# List of all option codes...



## Mr R (Mar 1, 2015)

I was playing around with the Audi Configurator, since they've finally got round to updating the UK system with the new Responsive web templates. Behind the scenes its possible to see every possible configuration/factory code, and there's some interesting ones in there...

Anyone after their car quickly could maybe try asking their dealer to include:

"Express vehicles, urgent shipment","id":"A04"  8)

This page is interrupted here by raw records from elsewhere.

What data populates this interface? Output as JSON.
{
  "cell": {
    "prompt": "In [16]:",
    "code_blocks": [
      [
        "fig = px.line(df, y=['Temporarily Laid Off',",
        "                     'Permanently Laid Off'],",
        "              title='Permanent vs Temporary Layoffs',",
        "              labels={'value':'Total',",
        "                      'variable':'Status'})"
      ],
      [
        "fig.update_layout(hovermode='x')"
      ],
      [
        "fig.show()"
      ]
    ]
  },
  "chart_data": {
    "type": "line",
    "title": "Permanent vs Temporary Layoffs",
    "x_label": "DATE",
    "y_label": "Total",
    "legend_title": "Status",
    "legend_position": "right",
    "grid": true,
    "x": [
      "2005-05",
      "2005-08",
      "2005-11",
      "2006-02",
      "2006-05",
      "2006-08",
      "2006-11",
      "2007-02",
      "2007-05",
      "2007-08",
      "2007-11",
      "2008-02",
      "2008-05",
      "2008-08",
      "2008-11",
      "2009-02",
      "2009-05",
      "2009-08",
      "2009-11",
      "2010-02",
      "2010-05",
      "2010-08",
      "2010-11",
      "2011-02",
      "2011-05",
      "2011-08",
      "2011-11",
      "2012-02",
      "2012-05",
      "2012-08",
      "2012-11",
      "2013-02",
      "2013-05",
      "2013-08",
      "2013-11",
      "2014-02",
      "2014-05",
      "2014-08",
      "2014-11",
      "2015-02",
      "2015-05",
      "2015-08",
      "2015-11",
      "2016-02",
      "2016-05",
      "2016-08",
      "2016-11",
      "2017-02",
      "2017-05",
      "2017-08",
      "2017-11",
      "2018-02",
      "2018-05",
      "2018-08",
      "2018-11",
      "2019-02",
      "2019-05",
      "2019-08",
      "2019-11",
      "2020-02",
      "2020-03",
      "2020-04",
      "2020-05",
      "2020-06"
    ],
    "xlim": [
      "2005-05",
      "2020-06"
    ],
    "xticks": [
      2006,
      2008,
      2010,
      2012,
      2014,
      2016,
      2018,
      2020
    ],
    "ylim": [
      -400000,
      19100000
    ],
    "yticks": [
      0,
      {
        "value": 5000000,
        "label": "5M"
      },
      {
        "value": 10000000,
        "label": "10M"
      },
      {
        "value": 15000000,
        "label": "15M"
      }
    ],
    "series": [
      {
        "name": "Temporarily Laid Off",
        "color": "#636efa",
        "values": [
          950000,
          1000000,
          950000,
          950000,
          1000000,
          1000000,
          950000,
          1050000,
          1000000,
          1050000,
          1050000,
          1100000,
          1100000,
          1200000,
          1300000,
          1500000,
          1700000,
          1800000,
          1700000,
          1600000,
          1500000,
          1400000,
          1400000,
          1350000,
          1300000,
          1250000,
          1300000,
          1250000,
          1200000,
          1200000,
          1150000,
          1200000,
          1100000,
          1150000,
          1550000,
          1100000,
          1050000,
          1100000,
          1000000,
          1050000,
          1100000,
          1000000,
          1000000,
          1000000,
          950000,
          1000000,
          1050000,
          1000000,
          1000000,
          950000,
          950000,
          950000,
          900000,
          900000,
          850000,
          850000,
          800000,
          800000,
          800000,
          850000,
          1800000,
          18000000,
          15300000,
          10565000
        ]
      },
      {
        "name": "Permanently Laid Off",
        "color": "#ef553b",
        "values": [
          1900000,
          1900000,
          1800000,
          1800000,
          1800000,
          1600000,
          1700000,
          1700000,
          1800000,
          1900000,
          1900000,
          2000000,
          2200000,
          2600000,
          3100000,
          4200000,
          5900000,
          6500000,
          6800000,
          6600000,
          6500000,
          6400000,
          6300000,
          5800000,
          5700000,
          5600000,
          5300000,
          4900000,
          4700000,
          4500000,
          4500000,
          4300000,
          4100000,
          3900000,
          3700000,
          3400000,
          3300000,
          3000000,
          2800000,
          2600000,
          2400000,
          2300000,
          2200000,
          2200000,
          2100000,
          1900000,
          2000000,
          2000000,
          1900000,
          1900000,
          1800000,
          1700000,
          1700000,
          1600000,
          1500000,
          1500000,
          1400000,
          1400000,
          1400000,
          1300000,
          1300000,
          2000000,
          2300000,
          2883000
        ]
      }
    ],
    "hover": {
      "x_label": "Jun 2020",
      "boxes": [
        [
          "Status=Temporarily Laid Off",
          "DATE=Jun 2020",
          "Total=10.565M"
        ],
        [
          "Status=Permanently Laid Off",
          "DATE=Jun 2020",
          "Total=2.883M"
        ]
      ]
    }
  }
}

I can't paste the full list into a message as its too long, but they're attached in a PDF.


----------



## Toshiba (Jul 8, 2004)

here you go..
http://vag-codes.info/files/options/vag ... -codes.pdf


----------



## Mr R (Mar 1, 2015)

My list is only for the TT.


----------



## Dreams1966 (Oct 27, 2014)

Mr R said:


> I was playing around with the Audi Configurator, since they've finally got round to updating the UK system with the new Responsive web templates. Behind the scenes its possible to see every possible configuration/factory code, and there's some interesting ones in there...
> 
> Anyone after their car quickly could maybe try asking their dealer to include:
> 
> ...


Good work... it'd be great to sneak some of those onto the Audi-system pre-build


----------



## ZephyR2 (Feb 20, 2013)

Toshiba said:


> here you go..
> http://vag-codes.info/files/options/vag ... -codes.pdf


"0GA AGM - Without special emission standard". Is this the one that got VAG in trouble? :lol:


----------



## noname (Aug 20, 2015)

Yes was an optional ahahah


----------